Some of the most delightful pieces are the “occasional” pieces that make up the first variation within a tripartite set. Along with the famous Overture (Var. 16), there is a Fughetta (Var. 10), Alla breve (Var. 22), a lively exploration of Alberti bass (Var. 19), a trill exercise that sounds like a plane taking off (Var. 28) and the famous “Black Pearl” (Var. 25) with which Gustav Leonhardt ended his concerts. These “occasional” pieces provide the spice of the overall composition. They give you a push to start the next trilogy and keep the audience engaged. Use them at the end of your practice as refreshment. Most of them are relatively easy to learn and they memorize fairly quickly.

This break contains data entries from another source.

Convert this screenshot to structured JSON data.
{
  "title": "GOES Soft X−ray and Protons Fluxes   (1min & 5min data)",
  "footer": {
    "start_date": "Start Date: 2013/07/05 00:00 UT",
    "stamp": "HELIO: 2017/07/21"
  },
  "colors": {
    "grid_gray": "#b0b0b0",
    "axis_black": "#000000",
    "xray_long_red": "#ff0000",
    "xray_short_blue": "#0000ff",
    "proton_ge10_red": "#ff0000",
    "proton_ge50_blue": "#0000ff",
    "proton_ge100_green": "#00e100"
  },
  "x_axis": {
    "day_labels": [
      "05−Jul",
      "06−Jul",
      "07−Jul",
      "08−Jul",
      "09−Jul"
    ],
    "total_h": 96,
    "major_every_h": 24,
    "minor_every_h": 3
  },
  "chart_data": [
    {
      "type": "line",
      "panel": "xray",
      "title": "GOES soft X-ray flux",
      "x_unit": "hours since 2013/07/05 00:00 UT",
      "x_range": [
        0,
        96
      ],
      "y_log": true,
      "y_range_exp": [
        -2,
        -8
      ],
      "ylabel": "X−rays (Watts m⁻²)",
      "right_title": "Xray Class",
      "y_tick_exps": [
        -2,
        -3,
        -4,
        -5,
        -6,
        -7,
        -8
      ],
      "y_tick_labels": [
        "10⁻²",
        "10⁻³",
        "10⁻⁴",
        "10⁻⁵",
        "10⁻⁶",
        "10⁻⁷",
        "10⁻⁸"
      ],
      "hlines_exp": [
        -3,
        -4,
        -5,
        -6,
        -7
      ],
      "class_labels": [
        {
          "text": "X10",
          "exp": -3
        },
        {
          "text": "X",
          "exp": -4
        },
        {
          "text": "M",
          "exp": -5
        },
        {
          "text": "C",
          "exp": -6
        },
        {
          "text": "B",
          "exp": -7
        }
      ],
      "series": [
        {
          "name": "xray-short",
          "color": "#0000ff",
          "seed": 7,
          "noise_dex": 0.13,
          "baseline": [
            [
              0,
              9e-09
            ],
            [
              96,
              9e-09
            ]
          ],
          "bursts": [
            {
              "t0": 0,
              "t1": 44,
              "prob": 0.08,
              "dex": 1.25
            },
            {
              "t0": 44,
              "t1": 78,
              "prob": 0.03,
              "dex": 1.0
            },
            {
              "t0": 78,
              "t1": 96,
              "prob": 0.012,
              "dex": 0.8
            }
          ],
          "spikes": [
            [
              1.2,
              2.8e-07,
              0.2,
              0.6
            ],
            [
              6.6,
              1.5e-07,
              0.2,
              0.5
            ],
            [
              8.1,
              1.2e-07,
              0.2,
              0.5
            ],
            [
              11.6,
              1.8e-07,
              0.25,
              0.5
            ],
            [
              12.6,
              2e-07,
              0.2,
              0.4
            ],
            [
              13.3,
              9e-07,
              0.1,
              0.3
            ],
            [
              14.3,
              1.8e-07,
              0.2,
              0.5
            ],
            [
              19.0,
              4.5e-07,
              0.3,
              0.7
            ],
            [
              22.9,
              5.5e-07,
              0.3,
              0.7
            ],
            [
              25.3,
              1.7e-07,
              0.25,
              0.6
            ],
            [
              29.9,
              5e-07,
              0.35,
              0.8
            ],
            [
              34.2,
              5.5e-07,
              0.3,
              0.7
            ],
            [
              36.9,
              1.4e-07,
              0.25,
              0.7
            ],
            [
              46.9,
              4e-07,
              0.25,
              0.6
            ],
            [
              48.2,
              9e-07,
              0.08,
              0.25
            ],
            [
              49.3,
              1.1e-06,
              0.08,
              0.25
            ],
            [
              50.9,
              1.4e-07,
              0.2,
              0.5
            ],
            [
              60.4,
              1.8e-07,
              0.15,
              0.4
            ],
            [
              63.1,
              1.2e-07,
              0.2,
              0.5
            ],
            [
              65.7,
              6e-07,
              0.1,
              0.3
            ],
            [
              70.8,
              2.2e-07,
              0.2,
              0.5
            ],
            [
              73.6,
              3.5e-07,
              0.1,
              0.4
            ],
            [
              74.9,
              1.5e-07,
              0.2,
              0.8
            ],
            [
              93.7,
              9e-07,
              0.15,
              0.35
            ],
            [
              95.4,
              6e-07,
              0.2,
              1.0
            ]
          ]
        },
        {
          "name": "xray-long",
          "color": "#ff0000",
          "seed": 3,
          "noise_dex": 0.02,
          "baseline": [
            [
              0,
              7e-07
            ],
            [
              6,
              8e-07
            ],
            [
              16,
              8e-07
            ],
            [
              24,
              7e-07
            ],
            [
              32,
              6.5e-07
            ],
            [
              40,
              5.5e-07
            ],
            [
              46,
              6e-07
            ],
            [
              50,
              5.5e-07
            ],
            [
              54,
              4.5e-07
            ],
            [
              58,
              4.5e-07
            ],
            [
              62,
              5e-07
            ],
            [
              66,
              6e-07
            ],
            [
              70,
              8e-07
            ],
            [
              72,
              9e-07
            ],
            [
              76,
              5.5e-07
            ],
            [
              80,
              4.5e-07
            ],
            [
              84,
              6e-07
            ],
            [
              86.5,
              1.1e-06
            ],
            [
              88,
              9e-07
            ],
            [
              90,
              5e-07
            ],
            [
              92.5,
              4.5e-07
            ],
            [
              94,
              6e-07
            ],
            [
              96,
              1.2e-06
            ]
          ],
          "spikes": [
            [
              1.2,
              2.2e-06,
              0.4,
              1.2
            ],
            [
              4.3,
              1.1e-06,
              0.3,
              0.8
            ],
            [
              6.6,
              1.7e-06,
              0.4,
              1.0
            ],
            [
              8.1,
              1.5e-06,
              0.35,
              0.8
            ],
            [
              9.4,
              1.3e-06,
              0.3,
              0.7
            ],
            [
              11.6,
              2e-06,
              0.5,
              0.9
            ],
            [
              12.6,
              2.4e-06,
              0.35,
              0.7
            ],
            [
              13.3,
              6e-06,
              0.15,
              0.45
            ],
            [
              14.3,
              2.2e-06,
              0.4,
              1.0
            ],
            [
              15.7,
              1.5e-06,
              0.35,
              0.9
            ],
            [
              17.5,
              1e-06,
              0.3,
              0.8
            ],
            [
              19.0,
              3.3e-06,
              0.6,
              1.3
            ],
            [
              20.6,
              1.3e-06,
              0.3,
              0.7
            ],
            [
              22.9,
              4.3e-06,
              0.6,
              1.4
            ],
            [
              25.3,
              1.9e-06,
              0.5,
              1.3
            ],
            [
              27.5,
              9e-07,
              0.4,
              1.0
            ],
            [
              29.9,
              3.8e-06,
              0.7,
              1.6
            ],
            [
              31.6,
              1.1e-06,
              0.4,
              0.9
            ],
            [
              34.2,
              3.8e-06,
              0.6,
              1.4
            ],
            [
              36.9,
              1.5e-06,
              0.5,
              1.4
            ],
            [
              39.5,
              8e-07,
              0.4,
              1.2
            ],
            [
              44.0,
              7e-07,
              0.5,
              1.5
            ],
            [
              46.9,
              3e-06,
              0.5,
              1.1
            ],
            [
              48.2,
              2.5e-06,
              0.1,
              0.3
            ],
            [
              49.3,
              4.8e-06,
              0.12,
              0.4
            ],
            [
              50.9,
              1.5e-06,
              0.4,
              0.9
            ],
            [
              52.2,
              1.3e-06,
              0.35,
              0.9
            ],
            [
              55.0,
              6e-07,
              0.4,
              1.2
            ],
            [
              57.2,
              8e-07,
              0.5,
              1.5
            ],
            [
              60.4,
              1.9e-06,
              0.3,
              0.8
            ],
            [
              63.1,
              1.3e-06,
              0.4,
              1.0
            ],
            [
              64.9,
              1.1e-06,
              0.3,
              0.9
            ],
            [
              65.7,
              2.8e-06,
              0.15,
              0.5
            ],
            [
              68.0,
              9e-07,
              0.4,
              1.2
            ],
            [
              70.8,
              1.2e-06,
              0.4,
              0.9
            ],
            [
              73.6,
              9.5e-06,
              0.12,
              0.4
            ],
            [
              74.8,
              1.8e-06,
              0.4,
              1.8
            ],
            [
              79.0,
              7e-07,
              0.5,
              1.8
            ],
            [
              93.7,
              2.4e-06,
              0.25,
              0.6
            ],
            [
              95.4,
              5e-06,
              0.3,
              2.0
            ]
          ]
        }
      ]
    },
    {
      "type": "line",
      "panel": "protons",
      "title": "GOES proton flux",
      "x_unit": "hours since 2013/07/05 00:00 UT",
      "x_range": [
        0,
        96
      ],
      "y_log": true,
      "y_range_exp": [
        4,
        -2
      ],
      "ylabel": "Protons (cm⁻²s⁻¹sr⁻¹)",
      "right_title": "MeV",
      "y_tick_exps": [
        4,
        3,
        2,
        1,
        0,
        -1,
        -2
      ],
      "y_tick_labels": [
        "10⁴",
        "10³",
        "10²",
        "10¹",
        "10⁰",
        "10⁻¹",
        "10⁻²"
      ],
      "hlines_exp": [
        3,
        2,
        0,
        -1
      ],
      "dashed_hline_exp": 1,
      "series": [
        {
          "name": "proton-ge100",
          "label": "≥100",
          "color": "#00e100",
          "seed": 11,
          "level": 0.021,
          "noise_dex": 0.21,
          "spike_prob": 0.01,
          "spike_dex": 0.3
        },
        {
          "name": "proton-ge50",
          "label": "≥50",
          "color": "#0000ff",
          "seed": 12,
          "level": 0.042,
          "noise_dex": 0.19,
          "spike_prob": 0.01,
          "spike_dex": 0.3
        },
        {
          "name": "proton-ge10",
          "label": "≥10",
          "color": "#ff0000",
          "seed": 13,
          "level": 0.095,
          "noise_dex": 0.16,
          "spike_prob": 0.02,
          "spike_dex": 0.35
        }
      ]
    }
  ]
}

The exception is the Black Pearl, which will take the longest to memorize of all of the variations because it is an endless chromatic modulation.
After memorizing the pieces, keep the pieces fresh by putting 30 slips of paper numbered 1-30 in a fish bowl. Keep the bowl by your instrument and pull out a number. The gimmick is an effective party trick, but it also keeps the performer’s mind engaged and imagination flexible. You will see how each of the pieces relates to the underlying pulse, which will help you keep the whole framework in perspective.
As you gain strength to concentrate on the variations over a longer period of time, begin to practice the pieces as three-part cells and then play them within context of the proper half of the piece’s architecture that they inhabit. Learn Var. 1-3 “cold” to allow yourself the necessary time, space and confidence to settle into the Goldbergs when you perform them. Likewise, learn Var. 25-30 “cold” so that you can perform them by sheer muscle memory. The Goldbergs require 45 minutes to play without repeats. By the time you encounter Var. 25, your endurance will be tested, and your concentration must overcome an enervating chromatic challenge before undergoing the final 10 minutes of the piece. Deep familiarity and comfort with the last six variations will help you sustain the momentum so that you can end strong, confident and “with dignity”.
As with any great work of art, the Goldbergs are not a “one-time” experience. They are a lifetime encounter. Although they require continual practice to keep them performance-ready, continue to think about them when you move to new goals. The fishbowl idea will help you keep them on the back-burner without consuming your practice time. Over time, you will find that your musical understanding of the piece will grow as you grow as a musician. Learning the Goldbergs is a long-term labor of love for virtually everyone, but one of the rewards of the commitment is that you can stay in touch with them continually because the individual pieces are very short. You will find that your ability to hear and learn counterpoint will grow exponentially. When you turn your attention to other Early Music or Classical period composers, the music will be much easier to comprehend and learn: the challenge likely will be technical rather than intellectual.